Legendary hedge fund manager Stan Druckenmiller gave a presentation at the Ira Sohn Conference last week entitled “The Endgame”. It has been a while since an investment presentation had such an impact upon me so I decided to highlight some choice excerpts and add some of my own color to his key points:
“When I started Duquesne in February of 1981, the risk free rate of return, 5 year treasuries, was 15%. Real rates were close to 5%. We were setting up for one of the greatest bull markets in financial history as assets were priced incredibly cheaply to compete with risk free rates and Volcker’s brutal monetary squeeze forced much needed restructuring at the macro and micro level. It is not a coincidence that strange bedfellows Tip O’Neill and Ronald Reagan produced the last major reforms in social security and taxes shortly thereafter. Moreover, the 15% hurdle rate forced corporations to invest their capital wisely and engage in their own structural reform. If this led to one of the greatest investment environments ever, how can the mirror of it, which is where we are today, also be a great investment environment?“
“The Fed’s objective seems to be getting by another 6 months without a 20% decline in the S and P and avoiding a recession over the near term. In doing so, they are enabling the opposite of needed reform and increasing, not lowering, the odds of the economic tail risk they are trying to avoid. At the government level, the impeding of market signals has allowed politicians to continue to ignore badly needed entitlement and tax reform.”
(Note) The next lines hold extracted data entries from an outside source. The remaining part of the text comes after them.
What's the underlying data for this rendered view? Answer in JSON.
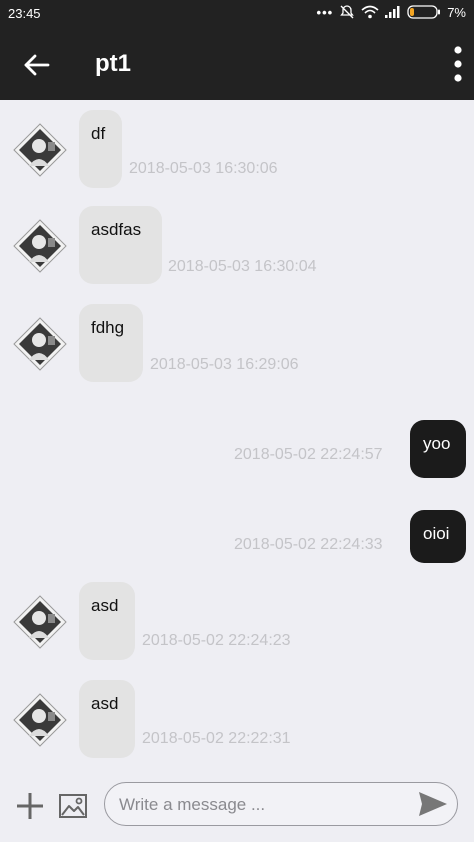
{
  "status_bar": {
    "time": "23:45",
    "battery": "7%"
  },
  "header": {
    "title": "pt1"
  },
  "messages": [
    {
      "direction": "incoming",
      "text": "df",
      "timestamp": "2018-05-03 16:30:06"
    },
    {
      "direction": "incoming",
      "text": "asdfas",
      "timestamp": "2018-05-03 16:30:04"
    },
    {
      "direction": "incoming",
      "text": "fdhg",
      "timestamp": "2018-05-03 16:29:06"
    },
    {
      "direction": "outgoing",
      "text": "yoo",
      "timestamp": "2018-05-02 22:24:57"
    },
    {
      "direction": "outgoing",
      "text": "oioi",
      "timestamp": "2018-05-02 22:24:33"
    },
    {
      "direction": "incoming",
      "text": "asd",
      "timestamp": "2018-05-02 22:24:23"
    },
    {
      "direction": "incoming",
      "text": "asd",
      "timestamp": "2018-05-02 22:22:31"
    }
  ],
  "composer": {
    "placeholder": "Write a message ..."
  },
  "icons": {
    "back": "arrow-left-icon",
    "more": "more-vertical-icon",
    "add": "plus-icon",
    "image": "image-icon",
    "send": "send-icon"
  }
}
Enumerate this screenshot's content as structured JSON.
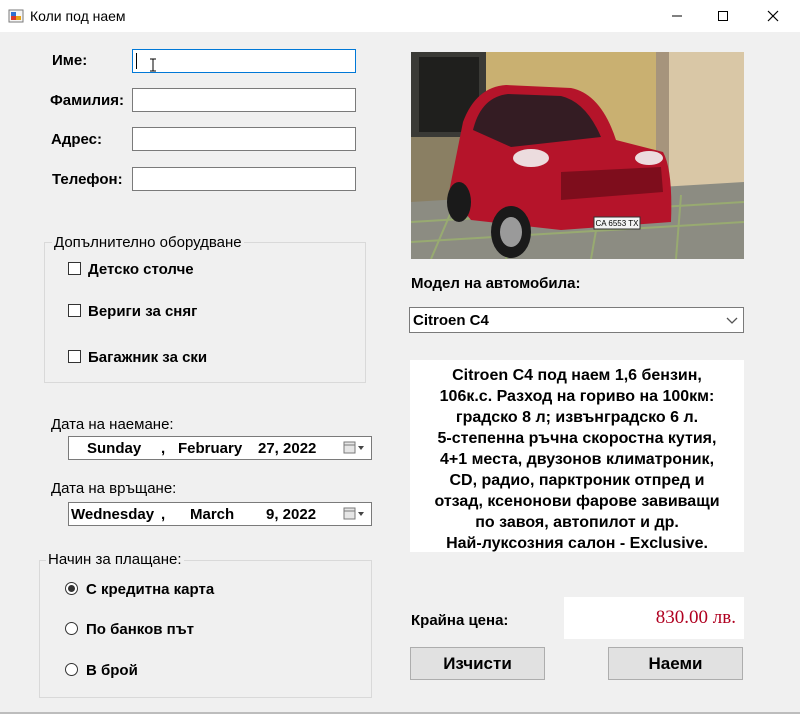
{
  "window": {
    "title": "Коли под наем"
  },
  "form": {
    "first_name_label": "Име:",
    "last_name_label": "Фамилия:",
    "address_label": "Адрес:",
    "phone_label": "Телефон:",
    "first_name_value": "",
    "last_name_value": "",
    "address_value": "",
    "phone_value": ""
  },
  "extras": {
    "title": "Допълнително оборудване",
    "items": [
      {
        "label": "Детско столче",
        "checked": false
      },
      {
        "label": "Вериги за сняг",
        "checked": false
      },
      {
        "label": "Багажник за ски",
        "checked": false
      }
    ]
  },
  "rental_date": {
    "label": "Дата на наемане:",
    "weekday": "Sunday",
    "sep": ",",
    "month": "February",
    "day_year": "27, 2022"
  },
  "return_date": {
    "label": "Дата на връщане:",
    "weekday": "Wednesday",
    "sep": ",",
    "month": "March",
    "day_year": "9, 2022"
  },
  "payment": {
    "title": "Начин за плащане:",
    "options": [
      {
        "label": "С кредитна карта",
        "selected": true
      },
      {
        "label": "По банков път",
        "selected": false
      },
      {
        "label": "В брой",
        "selected": false
      }
    ]
  },
  "car": {
    "plate": "CA 6553 TX",
    "model_label": "Модел на автомобила:",
    "model_selected": "Citroen C4",
    "description_lines": [
      "Citroen C4 под наем 1,6 бензин,",
      "106к.с. Разход на гориво на 100км:",
      "градско 8 л; извънградско 6 л.",
      "5-степенна ръчна скоростна кутия,",
      "4+1 места, двузонов климатроник,",
      "CD, радио, парктроник отпред и",
      "отзад, ксенонови фарове завиващи",
      "по завоя, автопилот и др.",
      "Най-луксозния салон - Exclusive."
    ],
    "body_color": "#b5142a"
  },
  "price": {
    "label": "Крайна цена:",
    "value": "830.00 лв."
  },
  "buttons": {
    "clear": "Изчисти",
    "rent": "Наеми"
  }
}
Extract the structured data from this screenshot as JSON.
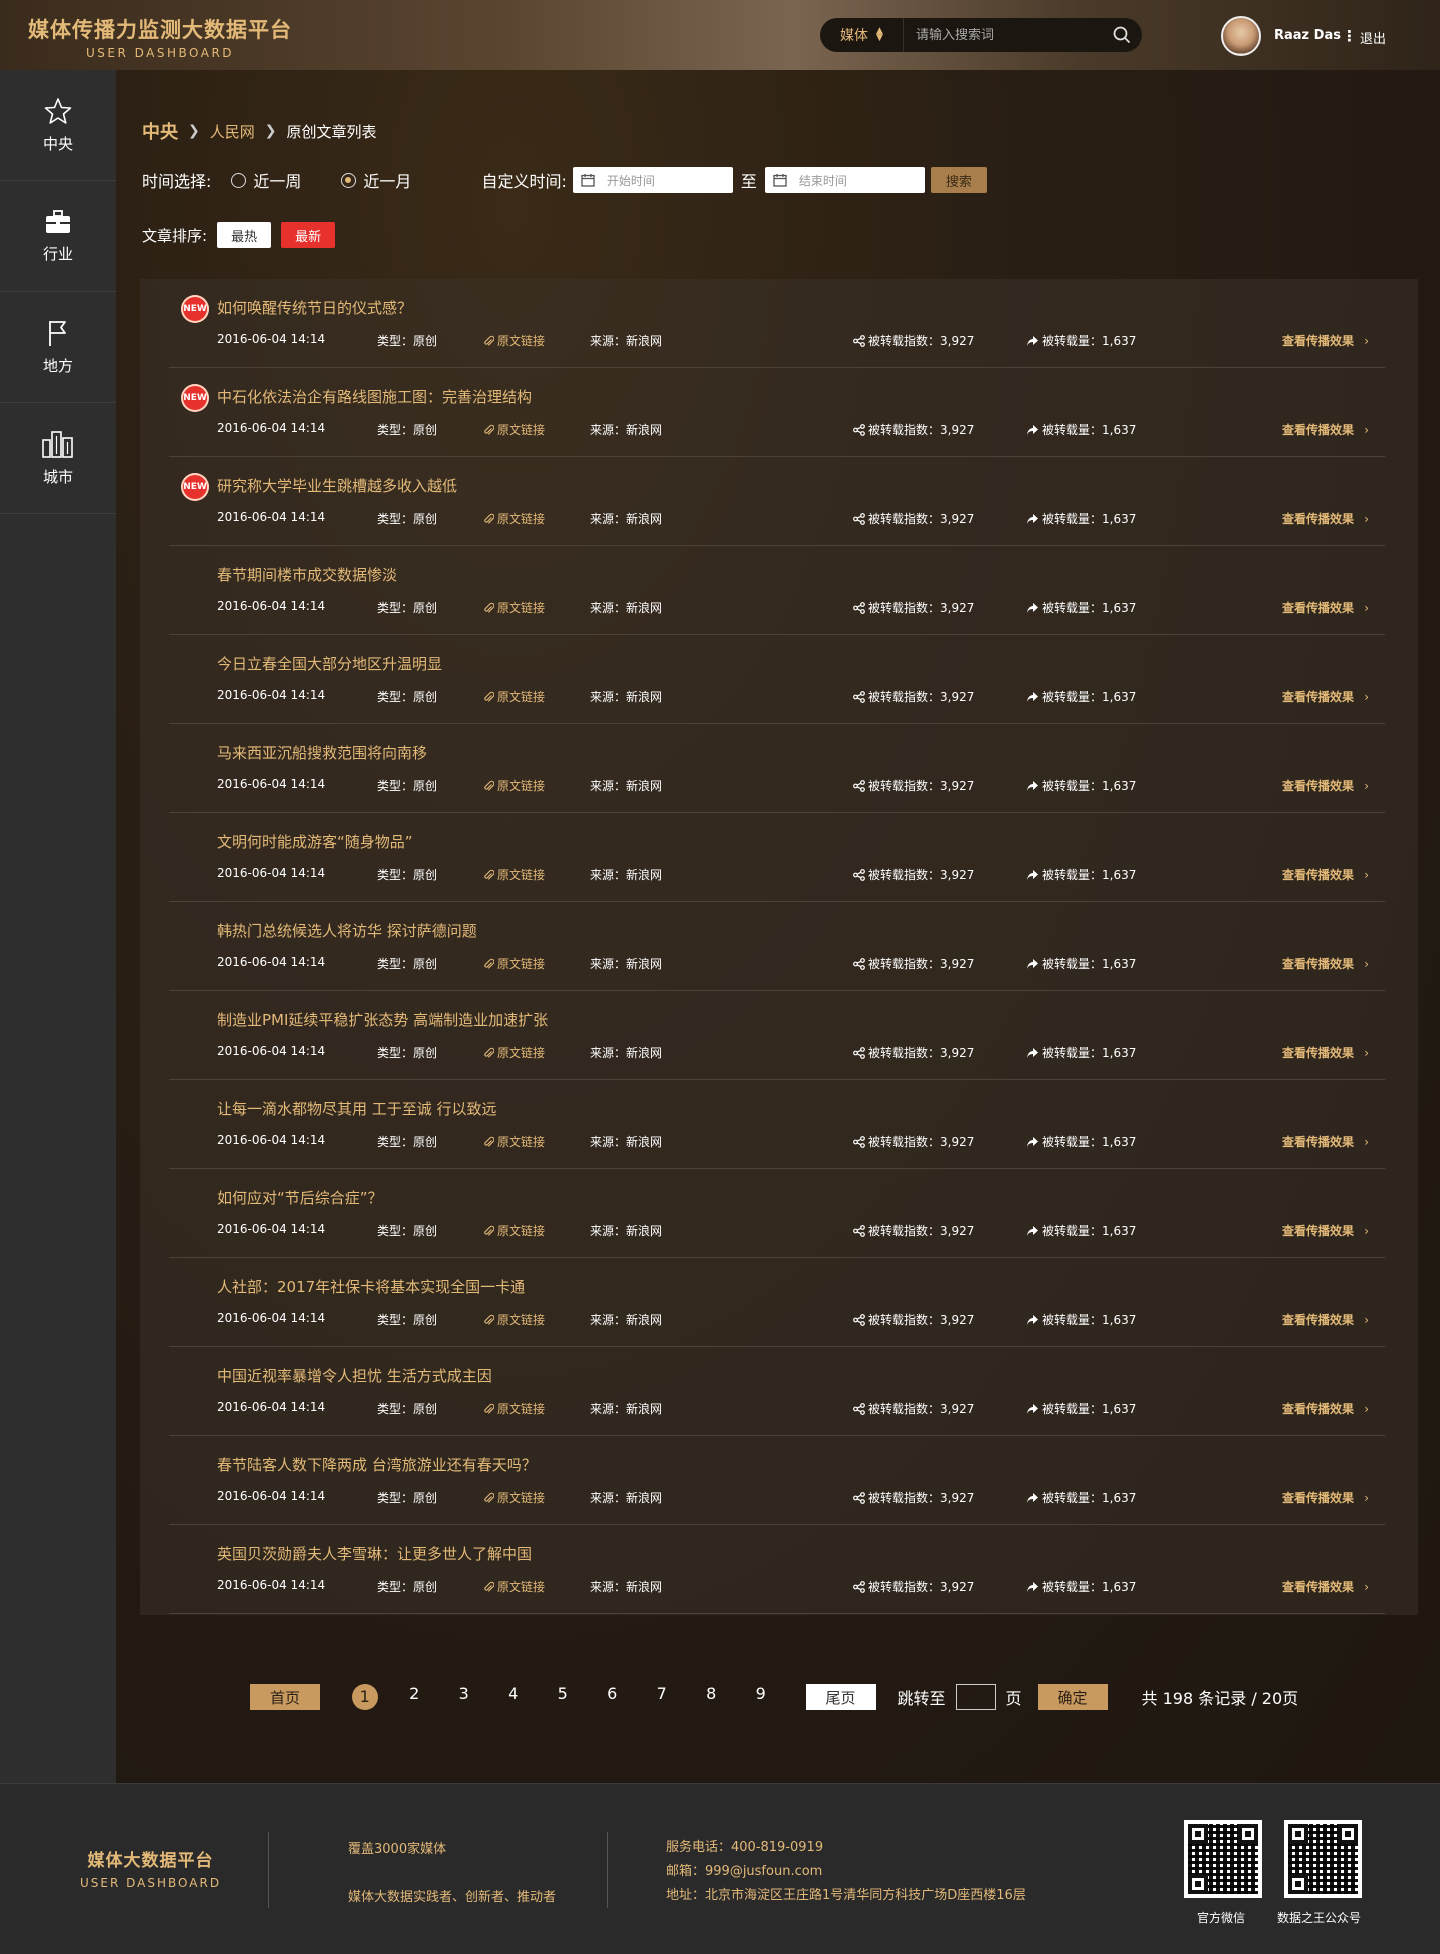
{
  "header": {
    "title": "媒体传播力监测大数据平台",
    "subtitle": "USER DASHBOARD",
    "search_category": "媒体",
    "search_placeholder": "请输入搜索词",
    "username": "Raaz Das",
    "logout": "退出"
  },
  "sidebar": {
    "items": [
      {
        "label": "中央",
        "icon": "star-icon"
      },
      {
        "label": "行业",
        "icon": "briefcase-icon"
      },
      {
        "label": "地方",
        "icon": "flag-icon"
      },
      {
        "label": "城市",
        "icon": "buildings-icon"
      }
    ]
  },
  "breadcrumb": [
    "中央",
    "人民网",
    "原创文章列表"
  ],
  "filters": {
    "time_label": "时间选择:",
    "week": "近一周",
    "month": "近一月",
    "selected": "近一月",
    "custom_label": "自定义时间:",
    "start_placeholder": "开始时间",
    "to": "至",
    "end_placeholder": "结束时间",
    "search_button": "搜索"
  },
  "sort": {
    "label": "文章排序:",
    "hot": "最热",
    "newest": "最新"
  },
  "article_meta": {
    "date": "2016-06-04 14:14",
    "type": "类型：原创",
    "link": "原文链接",
    "source": "来源：新浪网",
    "index": "被转载指数：3,927",
    "count": "被转载量：1,637",
    "view": "查看传播效果"
  },
  "articles": [
    {
      "title": "如何唤醒传统节日的仪式感？",
      "is_new": true
    },
    {
      "title": "中石化依法治企有路线图施工图：完善治理结构",
      "is_new": true
    },
    {
      "title": "研究称大学毕业生跳槽越多收入越低",
      "is_new": true
    },
    {
      "title": "春节期间楼市成交数据惨淡",
      "is_new": false
    },
    {
      "title": "今日立春全国大部分地区升温明显",
      "is_new": false
    },
    {
      "title": "马来西亚沉船搜救范围将向南移",
      "is_new": false
    },
    {
      "title": "文明何时能成游客“随身物品”",
      "is_new": false
    },
    {
      "title": "韩热门总统候选人将访华 探讨萨德问题",
      "is_new": false
    },
    {
      "title": "制造业PMI延续平稳扩张态势 高端制造业加速扩张",
      "is_new": false
    },
    {
      "title": "让每一滴水都物尽其用 工于至诚 行以致远",
      "is_new": false
    },
    {
      "title": "如何应对“节后综合症”？",
      "is_new": false
    },
    {
      "title": "人社部：2017年社保卡将基本实现全国一卡通",
      "is_new": false
    },
    {
      "title": "中国近视率暴增令人担忧 生活方式成主因",
      "is_new": false
    },
    {
      "title": "春节陆客人数下降两成 台湾旅游业还有春天吗？",
      "is_new": false
    },
    {
      "title": "英国贝茨勋爵夫人李雪琳：让更多世人了解中国",
      "is_new": false
    }
  ],
  "new_badge": "NEW",
  "pagination": {
    "first": "首页",
    "pages": [
      "1",
      "2",
      "3",
      "4",
      "5",
      "6",
      "7",
      "8",
      "9"
    ],
    "current": "1",
    "last": "尾页",
    "jump_label": "跳转至",
    "page_unit": "页",
    "confirm": "确定",
    "summary": "共 198 条记录 / 20页"
  },
  "footer": {
    "title": "媒体大数据平台",
    "subtitle": "USER DASHBOARD",
    "coverage": "覆盖3000家媒体",
    "slogan": "媒体大数据实践者、创新者、推动者",
    "phone": "服务电话：400-819-0919",
    "email": "邮箱：999@jusfoun.com",
    "address": "地址：北京市海淀区王庄路1号清华同方科技广场D座西楼16层",
    "qr1_label": "官方微信",
    "qr2_label": "数据之王公众号"
  },
  "colors": {
    "accent": "#e3b978",
    "new_badge": "#e6312d",
    "button": "#c99a5f"
  }
}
“The corporate sector today is stuck in a vicious cycle of earnings management, questionable allocation of capital, low productivity, declining margins, and growing indebtedness. And we are paying 18X for the asset class.”
Druckenmiller has quite an impressive track record and he has been one of the few macro minds to listen to during the last 30 years. While his timing hasn’t always been perfect (see 2000 tech bubble implosion) he has consistently gotten the bigger investment themes and trends right on the money. In fact, despite laying out an extremely bearish outlook for the global economy and equities Druckenmiller admits that Duquesne has been long equities for the past several years and even mentioned the “bullish intermediate conclusion” he drew at the Ira Sohn Conference three years ago.
It speaks volumes that Druckenmiller has now turned so vocal regarding the scarcity of redeeming qualities he sees in Fed monetary policy, equity valuations, corporate debt, and economic growth potential. This is a presentation that cannot be ignored.
And the one asset which he spoke favorably of? Gold.
“On a final note, what was the one asset you did not want to own when I started Duquesne in 1981? Hint…it has traded for 5000 years and for the first time has a positive carry in many parts of the globe as bankers are now experimenting with the absurd notion of negative interest rates. Some regard it as a metal, we regard it as a currency and it remains our largest currency allocation.”
Duquesne Capital has 30% of its portfolio in the GLD exchange-traded fund.